Puluhan merek besar dalam beberapa tahun terakhir telah menetapkan target untuk meningkatkan daur ulang plastik dan mengurangi penggunaan kemasan sekali pakai. Upaya ini dilakukan dalam kemitraan dengan Ellen MacAurthur Foundation sebagai bagian dari upaya untuk memoles kredensial hijau perusahan.
Janji utama adalah bahwa 100 persen kemasan plastik akan dapat digunakan kembali, dapat didaur ulang, atau dapat dibuat kompos pada 2025. Hanya saja, menurut laporan terbaru itu, tujuan ini hampir pasti akan dilewatkan oleh sebagian besar perusahan itu.
Nestle mengatakan, target ini terhambat oleh kurangnya infrastruktur daur ulang pemerintah secara global. Mereka mengklaim telah mengurangi jumlah plastik murni yang digunakannya sebesar delapan persen sejak 2018.
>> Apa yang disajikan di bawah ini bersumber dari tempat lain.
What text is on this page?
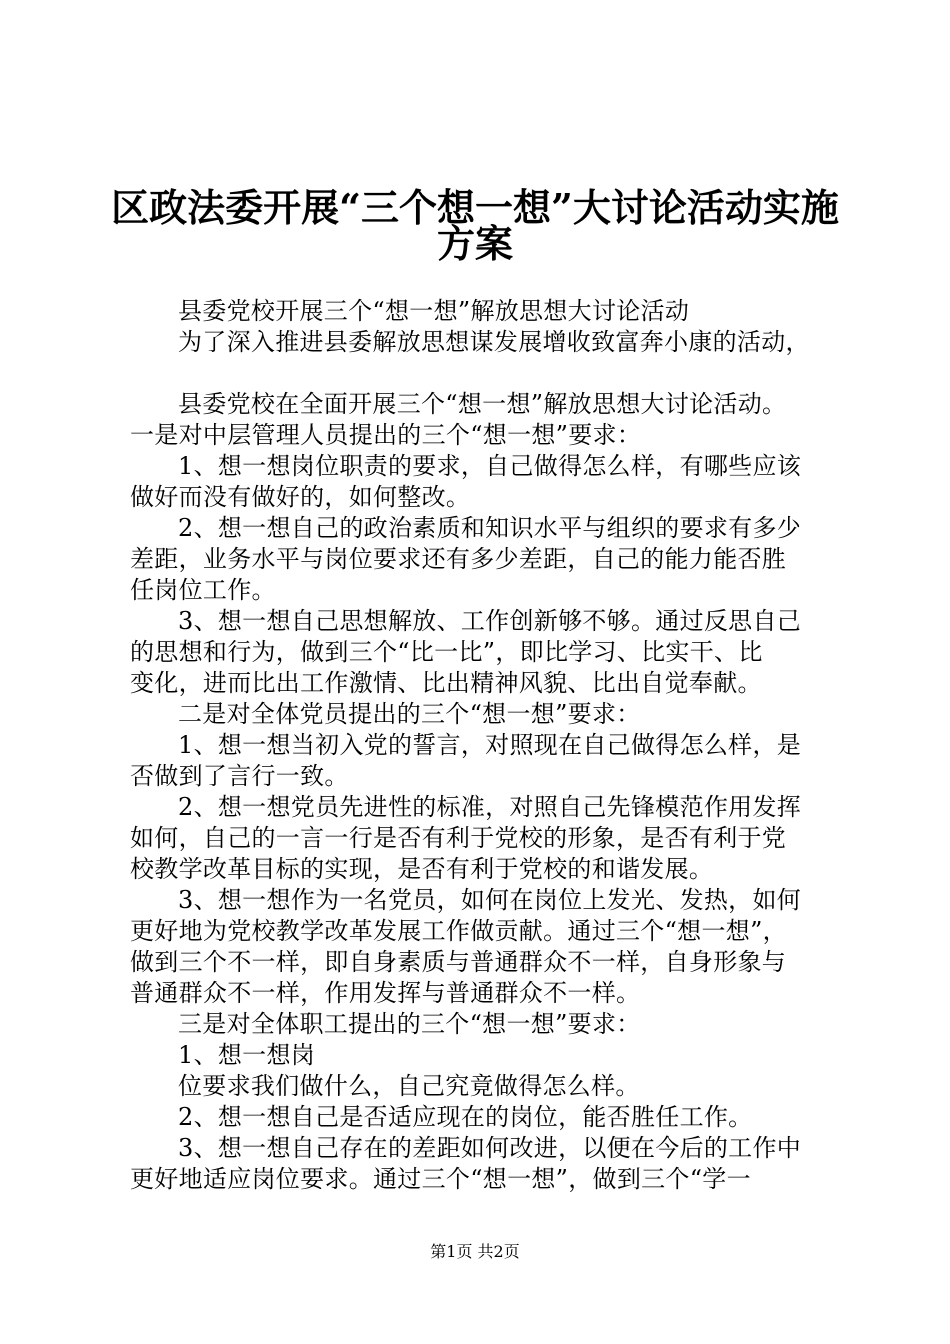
区政法委开展“三个想一想”大讨论活动实施
方案
县委党校开展三个“想一想”解放思想大讨论活动
为了深入推进县委解放思想谋发展增收致富奔小康的活动，
县委党校在全面开展三个“想一想”解放思想大讨论活动。
一是对中层管理人员提出的三个“想一想”要求：
1、想一想岗位职责的要求，自己做得怎么样，有哪些应该
做好而没有做好的，如何整改。
2、想一想自己的政治素质和知识水平与组织的要求有多少
差距，业务水平与岗位要求还有多少差距，自己的能力能否胜
任岗位工作。
3、想一想自己思想解放、工作创新够不够。通过反思自己
的思想和行为，做到三个“比一比”，即比学习、比实干、比
变化，进而比出工作激情、比出精神风貌、比出自觉奉献。
二是对全体党员提出的三个“想一想”要求：
1、想一想当初入党的誓言，对照现在自己做得怎么样，是
否做到了言行一致。
2、想一想党员先进性的标准，对照自己先锋模范作用发挥
如何，自己的一言一行是否有利于党校的形象，是否有利于党
校教学改革目标的实现，是否有利于党校的和谐发展。
3、想一想作为一名党员，如何在岗位上发光、发热，如何
更好地为党校教学改革发展工作做贡献。通过三个“想一想”，
做到三个不一样，即自身素质与普通群众不一样，自身形象与
普通群众不一样，作用发挥与普通群众不一样。
三是对全体职工提出的三个“想一想”要求：
1、想一想岗
位要求我们做什么，自己究竟做得怎么样。
2、想一想自己是否适应现在的岗位，能否胜任工作。
3、想一想自己存在的差距如何改进，以便在今后的工作中
更好地适应岗位要求。通过三个“想一想”，做到三个“学一
第1页 共2页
Sedangkan Mars mengatakan, sedang membuat kemajuan dalam menangani sampah plastik dan menginvestasikan ratusan juta dolar untuk mendesain ulang ribuan komponen kemasan. Sedangkan Pepsi dan Coca-Cola tidak menanggapi permintaan berkomentar atas laporan itu.
Greenpeace mengatakan, laporan itu adalah bukti target perusahaan secara sukarela telah gagal. Organisasi ini meminta PBB untuk membuat perjanjian yang memaksa pemerintah dan perusahaan untuk menggunakan lebih sedikit kemasan plastik sekali pakai.
"Ini menggarisbawahi perlunya pemerintah memastikan bahwa perjanjian plastik global ... memberikan pengurangan besar dalam produksi dan penggunaan plastik," kata Pemimpin Proyek Plastik Global Greenpeace AS Graham Forbes.